J’ouvris la porte, le bureau était sans dessus dessous, des papiers était éparpillés sur le sol avec des mots écrits en rouges sang : « Détruire la marionnette à tout prix ! Je n’aurai pas dû la crée… ».

Je demandais à Betty : « Qu’est-ce que c’est ? »

– « rien, ne fait pas attention à ça… Et cherche la clef en forme de cœur !» 

– « d’accord… » 

Je me mis à chercher la clef, sous les papiers, dans les tiroirs, les armoires… Quand soudain j’entendit Betty crier : « Mais il n’est même pas fichu de ranger ! Ah il m’énerve, je vais le tuer ! » 

– « Betty je l’ai trouvé ! »

– « C’est vrai ? »

– « Tu ne me crois pas hein ? » 

– « Montre la moi ! » 

Je montrais la clef à Betty avant d’écouter ses prochaines instructions, mais elle ne parlait plus… « Betty ? » pas de réponse… « Oh Betty ! » 

– « Lâche moi ! je t’entends ! »

– « Désolé… Tu sais où l’on doit aller ? » 

– « Non, débrouille toi… Je rigole ! J’en ai juste mare de parler, je vais te montrer la direction ! »

– « Comme une boussole quoi ? »

– « Exactement ! » 

A l’aide de sa main, Betty pointait sa main dans la direction ou je devais aller et je marchais, sans relâche.

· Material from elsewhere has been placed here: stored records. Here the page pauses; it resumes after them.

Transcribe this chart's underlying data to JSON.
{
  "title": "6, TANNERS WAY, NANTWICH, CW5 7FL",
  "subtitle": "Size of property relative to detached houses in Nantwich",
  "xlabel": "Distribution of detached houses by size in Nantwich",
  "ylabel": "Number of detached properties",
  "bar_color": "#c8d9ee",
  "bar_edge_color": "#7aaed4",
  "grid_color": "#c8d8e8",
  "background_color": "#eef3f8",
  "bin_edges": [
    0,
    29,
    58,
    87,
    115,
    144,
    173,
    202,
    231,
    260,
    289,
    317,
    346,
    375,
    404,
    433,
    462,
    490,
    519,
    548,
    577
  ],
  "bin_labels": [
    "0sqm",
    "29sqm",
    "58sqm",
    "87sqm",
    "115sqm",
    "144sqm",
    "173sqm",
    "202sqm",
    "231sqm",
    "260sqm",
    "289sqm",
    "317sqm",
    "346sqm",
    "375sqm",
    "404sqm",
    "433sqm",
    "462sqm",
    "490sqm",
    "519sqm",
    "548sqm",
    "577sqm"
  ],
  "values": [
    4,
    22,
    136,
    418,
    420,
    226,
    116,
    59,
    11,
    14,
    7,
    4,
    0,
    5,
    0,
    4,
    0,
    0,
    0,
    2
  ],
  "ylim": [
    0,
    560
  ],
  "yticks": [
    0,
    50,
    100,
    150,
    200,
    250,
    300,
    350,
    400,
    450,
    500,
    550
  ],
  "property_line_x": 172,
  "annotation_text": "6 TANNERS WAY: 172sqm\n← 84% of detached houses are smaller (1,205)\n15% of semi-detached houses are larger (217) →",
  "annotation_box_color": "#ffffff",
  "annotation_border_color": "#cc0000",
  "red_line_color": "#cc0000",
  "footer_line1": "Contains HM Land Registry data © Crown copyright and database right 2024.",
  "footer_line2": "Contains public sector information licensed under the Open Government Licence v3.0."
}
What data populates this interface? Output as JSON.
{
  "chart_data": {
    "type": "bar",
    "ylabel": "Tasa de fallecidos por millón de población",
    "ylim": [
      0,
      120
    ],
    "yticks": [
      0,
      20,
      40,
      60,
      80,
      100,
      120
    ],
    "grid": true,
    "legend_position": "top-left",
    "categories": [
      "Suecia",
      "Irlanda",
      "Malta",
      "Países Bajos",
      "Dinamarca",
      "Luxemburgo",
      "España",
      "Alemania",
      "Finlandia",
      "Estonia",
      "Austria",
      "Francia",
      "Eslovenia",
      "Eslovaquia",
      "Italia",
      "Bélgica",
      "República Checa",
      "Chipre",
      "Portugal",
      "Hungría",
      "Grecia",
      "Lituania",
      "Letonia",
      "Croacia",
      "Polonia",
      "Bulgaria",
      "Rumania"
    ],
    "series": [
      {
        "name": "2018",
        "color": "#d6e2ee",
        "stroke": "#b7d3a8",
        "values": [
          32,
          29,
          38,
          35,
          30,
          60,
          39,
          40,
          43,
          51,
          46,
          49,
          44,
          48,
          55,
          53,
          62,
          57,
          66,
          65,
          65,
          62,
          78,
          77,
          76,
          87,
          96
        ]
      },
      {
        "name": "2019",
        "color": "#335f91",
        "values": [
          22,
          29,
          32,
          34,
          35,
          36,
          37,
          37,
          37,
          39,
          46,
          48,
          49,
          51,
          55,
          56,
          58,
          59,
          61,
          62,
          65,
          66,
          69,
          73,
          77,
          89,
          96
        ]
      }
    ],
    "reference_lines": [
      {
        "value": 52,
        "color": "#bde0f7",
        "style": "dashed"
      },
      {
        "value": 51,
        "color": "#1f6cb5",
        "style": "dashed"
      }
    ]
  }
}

On marchait depuis longtemps, quand je décidai de demander à Betty : « Tu sais pourquoi il y avait des phrases rouges sur les feuilles tout à l’heure ? ».

Cela faisait 10 minutes que je lui avais posé la question et 10 minutes que j’étais sans réponses… Quand soudain : « Parce qu’il me déteste… Le directeur me hait… Depuis toujours… »

– « Et tu sais pourquoi ? »

– « Oui… Tu poses trop de questions, arrête… »

– « S’il te plaît ! »

– «Arrête… » 

– « Je t’en supplie… » 

– « Je t’ai dit d’arrêter ! ».

Notre discussion pris fin lorsque j’aperçu un panneau ‘sortie’ et le montrais à Betty, elle fut étonnée et poussa un cri de joie tout en pleurant : « je ne pensais pas qu’on n’y arriverait un jour… Ca fait déjà 1 semaine qu’on est là ! Je suis désolée… »

– « Désolée de quoi ? »

Avant que je puisse finir ma phrase, une alarme retentie de nouveau ; pris au dépourvus, je courus vers la sortie par peur de ne pouvoir m’enfuir avec Betty, la porte était entrain de se refermée alors que je courrais vers elle. Alors qu’on était proches de la sortie, je tombais sur le sol. Les derniers souvenir que j’ai de ce moment-là sont un grand bruit sourd, de cris, des pleurs et la voix de Betty : « Tu m’avais promis de ne pas mourir ! Abruti ! ». 

Envie de lire une autre nouvelle fantastique ? Découvrez Des bonbons spéciauxUn camping étrange, 3h14, la maison sur la colline.

Publié par Thameur DEBOUBA

Enseignant/formateur dans l'âme, je suis constamment à la recherche de nouveautés pour accompagner les apprenants.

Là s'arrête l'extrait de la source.